Fortunately for Sviokla, he woke up on the roof one night and had his moment of clarity:
“Something flipped in my brain. I was not forgiving myself or denying to myself that I was an addict. But I wasn’t this kind of addict…A flash of insight or a spiritual awakening? I’m not sure which it was, but it started me on the road back. Although I tend to believe it was my higher power, I leave that to those who are more spiritually certain.”
But there was no miracle. To stop drinking is just the first step. Rebuilding the trust and affection that has eroded from one’s family life remains. The real insight was knowing that the “one day at a time” mantra for recovering addicts became very useful.
“I started a new ritual in our marriage,” he wrote. “Every day, I would make a point to walk up to her and kiss her. It wasn’t about the affection.
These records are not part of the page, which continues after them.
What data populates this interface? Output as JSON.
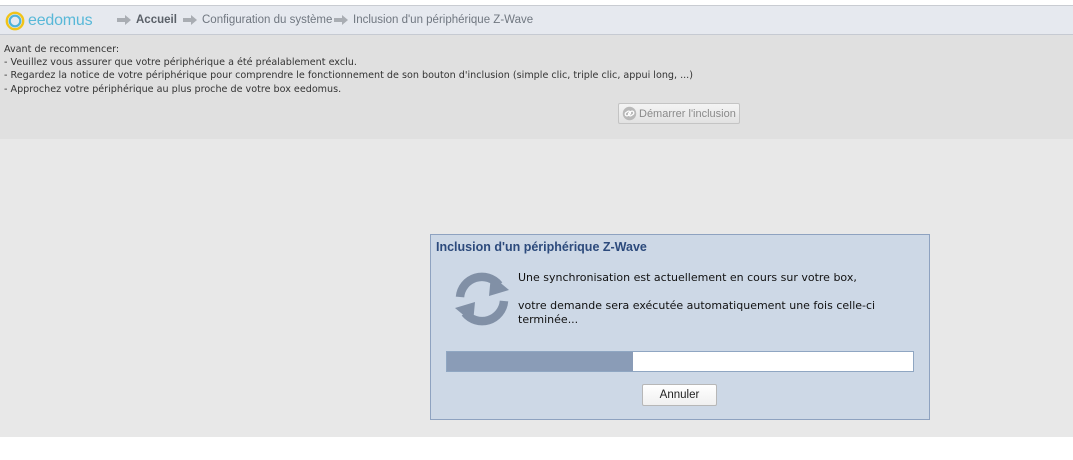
{
  "brand": {
    "name": "eedomus"
  },
  "breadcrumb": {
    "items": [
      {
        "label": "Accueil"
      },
      {
        "label": "Configuration du système"
      },
      {
        "label": "Inclusion d'un périphérique Z-Wave"
      }
    ]
  },
  "instructions": {
    "lines": [
      "Avant de recommencer:",
      "- Veuillez vous assurer que votre périphérique a été préalablement exclu.",
      "- Regardez la notice de votre périphérique pour comprendre le fonctionnement de son bouton d'inclusion (simple clic, triple clic, appui long, ...)",
      "- Approchez votre périphérique au plus proche de votre box eedomus."
    ],
    "start_button": "Démarrer l'inclusion"
  },
  "dialog": {
    "title": "Inclusion d'un périphérique Z-Wave",
    "message_line1": "Une synchronisation est actuellement en cours sur votre box,",
    "message_line2": "votre demande sera exécutée automatiquement une fois celle-ci terminée...",
    "progress_fraction": 0.4,
    "cancel_label": "Annuler"
  },
  "colors": {
    "header_bg": "#e6e9ef",
    "info_bg": "#e0e0e0",
    "main_bg": "#e8e8e8",
    "dialog_bg": "#cdd8e6",
    "dialog_title": "#2c4a7c",
    "progress_fill": "#8a9cb7",
    "brand_text": "#58b8d8"
  },
  "icons": {
    "logo": "eedomus-ring-logo",
    "breadcrumb_separator": "arrow-right-icon",
    "start": "link-icon",
    "sync": "sync-icon"
  }
}
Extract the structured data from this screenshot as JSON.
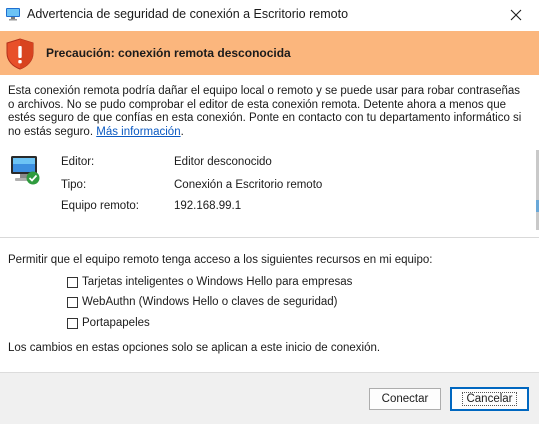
{
  "window": {
    "title": "Advertencia de seguridad de conexión a Escritorio remoto"
  },
  "banner": {
    "heading": "Precaución: conexión remota desconocida",
    "color": "#fbb67d"
  },
  "description": {
    "text": "Esta conexión remota podría dañar el equipo local o remoto y se puede usar para robar contraseñas o archivos. No se pudo comprobar el editor de esta conexión remota. Detente ahora a menos que estés seguro de que confías en esta conexión. Ponte en contacto con tu departamento informático si no estás seguro. ",
    "link": "Más información",
    "after_link": "."
  },
  "details": {
    "publisher_label": "Editor:",
    "publisher_value": "Editor desconocido",
    "type_label": "Tipo:",
    "type_value": "Conexión a Escritorio remoto",
    "computer_label": "Equipo remoto:",
    "computer_value": "192.168.99.1"
  },
  "permissions": {
    "intro": "Permitir que el equipo remoto tenga acceso a los siguientes recursos en mi equipo:",
    "options": [
      {
        "label": "Tarjetas inteligentes o Windows Hello para empresas",
        "checked": false
      },
      {
        "label": "WebAuthn (Windows Hello o claves de seguridad)",
        "checked": false
      },
      {
        "label": "Portapapeles",
        "checked": false
      }
    ],
    "note": "Los cambios en estas opciones solo se aplican a este inicio de conexión."
  },
  "buttons": {
    "connect": "Conectar",
    "cancel": "Cancelar"
  }
}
It was usually a quick kiss on her cheek or neck, but what I really wanted was for her to smell me.”
Sviokla honestly says that his wife was not thrilled with the new routine but he said nothing – just kept at it – with no preamble of promises and proclamations.
“The kiss was proof I was telling the truth,” he said.
Sobriety allowed him to take a job he didn’t like but he did it anyway and before he was tempted to drink his way out of the job, they promoted him. But then they let him go when his past addiction and blacklisting voided the clinic’s eligibility for Medicare payments and he was unemployed again. He was facing criminal proceedings and there was no guarantee he could get his license back. Fortunately, although getting controlled substances fraudulently is still a crime, the records showed that Sviokla’s biggest crime was against himself. His incredibly large dosages convinced the DA that he had to be selling drugs but the judge believed there was no testimony from any of the people deposed about the matter and gave him probation. The real frustration was getting his license back from people who didn’t care about him personally and some who apparently actively disliked him. Perhaps the Frasier Crane character rubbed some people the wrong way, but not everyone from Harvard deserves to be treated like an a******; a fact that apparently was lost to California bureaucrats.
Eventually, Sviokla realized that his own recovery was a self-administered treatment and what he learned could become a specialty, but it was his wife convincing him to contact Dr. David Lewis at Brown, who had been specializing in addiction medicine since he graduated from Harvard. He wasn’t an addict himself, but nobody’s perfect. He did see the value in having a doctor who was an addict treating addicts. Once the “street credentials” of a doctor are established, addicts are less inclined to lie to him. Almost uniquely qualified for the job.
“We’re the best liers in the world,” Sviokla said of addicts. “We are in a position to know that, and if something is not right with a patient, we know enough to revisit the [using of] drugs. We are more realistic about it and pick up on it earlier.”
Now Sviokla trains the same people who are aspiring to be doctors but are not always aware of their own vulnerability and teaches them to see the early signs of problems in themselves and their patients.
“I tell them, ‘Don’t fool yourself.’ Early interventions have the best chance of success.”